Obediently Chip sprang to the board, plunged the studs Salvation had named. As he did so, the steady hum of the hypatomic deepened. There came the ponderous thud! of a rocket jet exploding. Then another. Then almost at once the first again.

The floor beneath him shook, throbbed, trembled. Chip was conscious of a curious lightness, a sense of whirling giddiness that he recognized almost immediately. He had experienced the sensation once before when a spaceship in which he had been a passenger was thrown into axial revolution by the titanic tug of Jupiter. Clinging for support to whatever offered itself, he moved with difficulty to the room's vision-plates, opened the circuit that revealed the exterior of the Aurora, and—what he saw brought a cry to his lips. A cry in which was mingled triumph and awe and almost a certain horror-stricken, involuntary pity.

His depression of studs 1 and 12, firing-jets at opposite poles of the Aurora, had spun the tiny planetoid into axial rotation. It was whirling, now, like a gigantic top in the void. And from its surface, no longer held captive by the feeble artificial gravity, were hurtling the bodies of those whom a moment before had so proudly and confidently strode the asteroid's surface!

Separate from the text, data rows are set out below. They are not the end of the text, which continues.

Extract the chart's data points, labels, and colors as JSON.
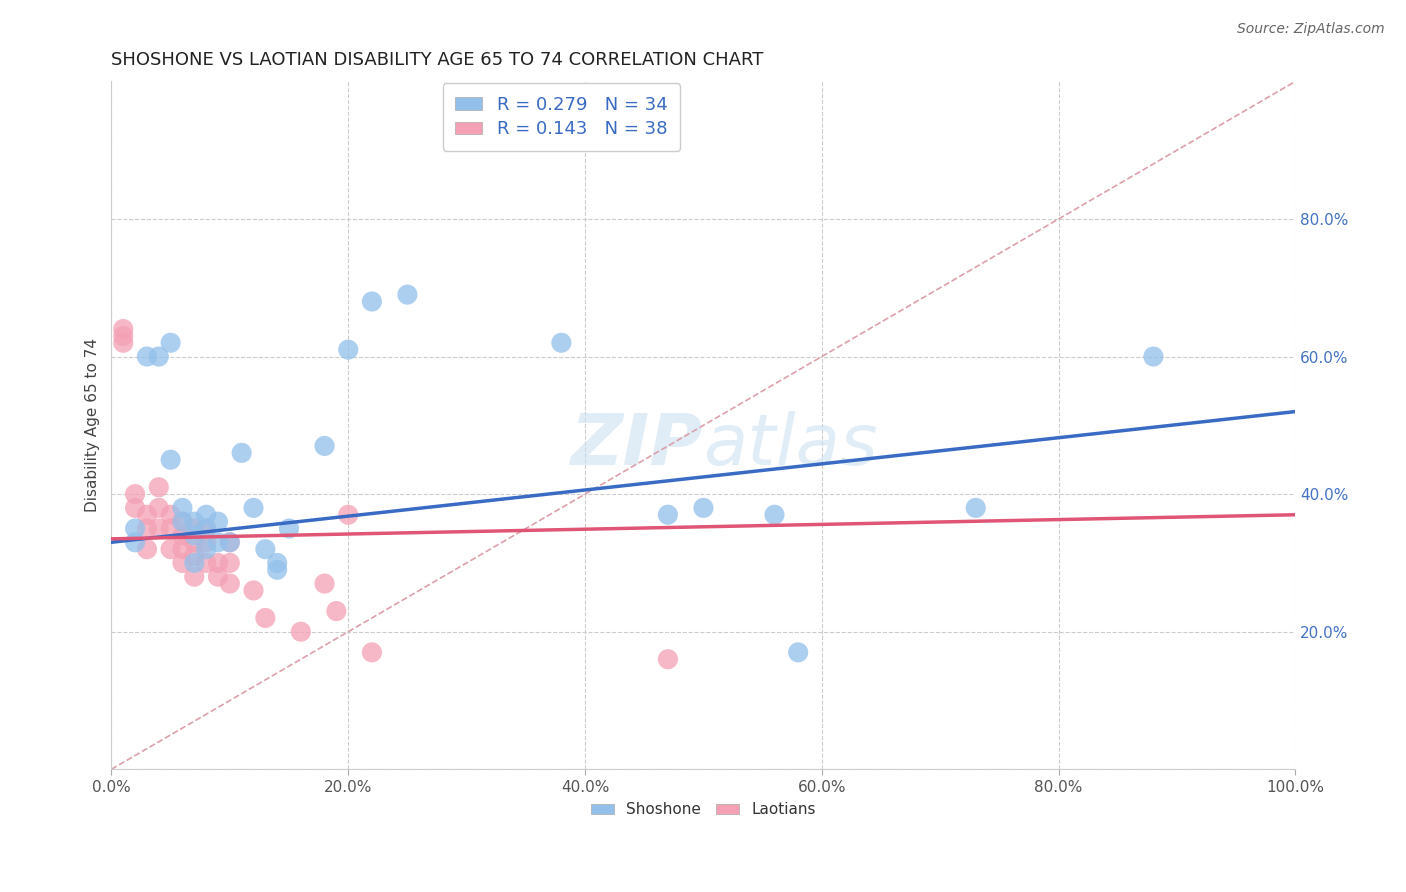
{
  "title": "SHOSHONE VS LAOTIAN DISABILITY AGE 65 TO 74 CORRELATION CHART",
  "source": "Source: ZipAtlas.com",
  "ylabel": "Disability Age 65 to 74",
  "xlabel": "",
  "xlim": [
    0,
    1.0
  ],
  "ylim": [
    0,
    1.0
  ],
  "xticks": [
    0.0,
    0.2,
    0.4,
    0.6,
    0.8,
    1.0
  ],
  "yticks": [
    0.0,
    0.2,
    0.4,
    0.6,
    0.8
  ],
  "xticklabels": [
    "0.0%",
    "20.0%",
    "40.0%",
    "60.0%",
    "80.0%",
    "100.0%"
  ],
  "yticklabels_right": [
    "",
    "20.0%",
    "40.0%",
    "60.0%",
    "80.0%"
  ],
  "shoshone_color": "#92c0ea",
  "laotian_color": "#f4a0b5",
  "shoshone_R": 0.279,
  "shoshone_N": 34,
  "laotian_R": 0.143,
  "laotian_N": 38,
  "watermark": "ZIPatlas",
  "shoshone_x": [
    0.02,
    0.03,
    0.04,
    0.05,
    0.05,
    0.06,
    0.07,
    0.07,
    0.08,
    0.08,
    0.08,
    0.09,
    0.1,
    0.11,
    0.12,
    0.13,
    0.14,
    0.15,
    0.18,
    0.2,
    0.22,
    0.25,
    0.38,
    0.47,
    0.5,
    0.56,
    0.58,
    0.73,
    0.88,
    0.02,
    0.06,
    0.07,
    0.09,
    0.14
  ],
  "shoshone_y": [
    0.33,
    0.6,
    0.6,
    0.45,
    0.62,
    0.38,
    0.34,
    0.3,
    0.37,
    0.35,
    0.32,
    0.36,
    0.33,
    0.46,
    0.38,
    0.32,
    0.29,
    0.35,
    0.47,
    0.61,
    0.68,
    0.69,
    0.62,
    0.37,
    0.38,
    0.37,
    0.17,
    0.38,
    0.6,
    0.35,
    0.36,
    0.36,
    0.33,
    0.3
  ],
  "laotian_x": [
    0.01,
    0.01,
    0.01,
    0.02,
    0.02,
    0.03,
    0.03,
    0.03,
    0.04,
    0.04,
    0.04,
    0.05,
    0.05,
    0.05,
    0.06,
    0.06,
    0.06,
    0.06,
    0.07,
    0.07,
    0.07,
    0.07,
    0.08,
    0.08,
    0.08,
    0.09,
    0.09,
    0.1,
    0.1,
    0.1,
    0.12,
    0.13,
    0.16,
    0.18,
    0.19,
    0.2,
    0.22,
    0.47
  ],
  "laotian_y": [
    0.62,
    0.63,
    0.64,
    0.38,
    0.4,
    0.37,
    0.35,
    0.32,
    0.41,
    0.38,
    0.35,
    0.37,
    0.35,
    0.32,
    0.36,
    0.34,
    0.32,
    0.3,
    0.35,
    0.33,
    0.31,
    0.28,
    0.35,
    0.33,
    0.3,
    0.3,
    0.28,
    0.33,
    0.3,
    0.27,
    0.26,
    0.22,
    0.2,
    0.27,
    0.23,
    0.37,
    0.17,
    0.16
  ],
  "shoshone_trend": [
    0.33,
    0.52
  ],
  "laotian_trend": [
    0.335,
    0.37
  ],
  "background_color": "#ffffff",
  "grid_color": "#cccccc",
  "title_fontsize": 13,
  "label_fontsize": 11,
  "tick_fontsize": 11,
  "legend_fontsize": 13,
  "source_fontsize": 10
}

Chip saw one sight which would haunt him forever. Blacky Jordan emerging from the surface tunnel ... being whisked from the bosom of the Aurora as if by an invisible hand ... drawn violently to his vacuum tomb. For the split second there was an expression of terrible, uncomprehending fear on the pirate's face—then there was neither face nor pirate. Just the black, inexorable depths of space, studded with the myriad planetoid shards which formed the Bog.


Afterward Chip Warren said to Dr. Blaine, "I'm afraid Doctor, that if we're ever to set foot again in any civilized port, you must take us there. After the Aurora stopped revolving I went top-side to look for the Chickadee. I thought we might be able to repair it. But it's gone, just like Blacky Jordan and his crew. Everything on the surface of the planetoid was whisked away."

Dr. Blaine said, "I intend to do just that, Chip. As a matter of fact, Syd is already plotting our course. But I hope that after we've landed you, that won't be the last we'll ever see of you. Alison and I owe you an undying debt of gratitude. Had it not been for you—"

"You were magnificent!" breathed the girl. And looking at her, finding with an incredulous surprise a look in her eyes which more than echoed her father's wish, Chip knew Dr. Blaine would not, indeed, easily avoid seeing more of him. For he had heard the Lorelei's call and found it sweet.

Salvation, intercepting the look that passed between them, laughed. Flushing, Chip took refuge in denial of Dr. Blaine's claim. "Thank you, sir, but I'm afraid you overestimate our part in besting Jordan. Or at least my part. All I did was press the plunger. I wouldn't have known to do that if you folks hadn't told me. And I still don't understand what caused Jordan and all of the rest of his men who were below ground to race for the surface of the asteroid."

Dr. Blaine said, "That was Sydney's idea." But Syd contradicted him peremptorily. "Nope! I'm a great one for passing the buck. Oh, I thought of the means, maybe. But it was Chip who gave me the idea."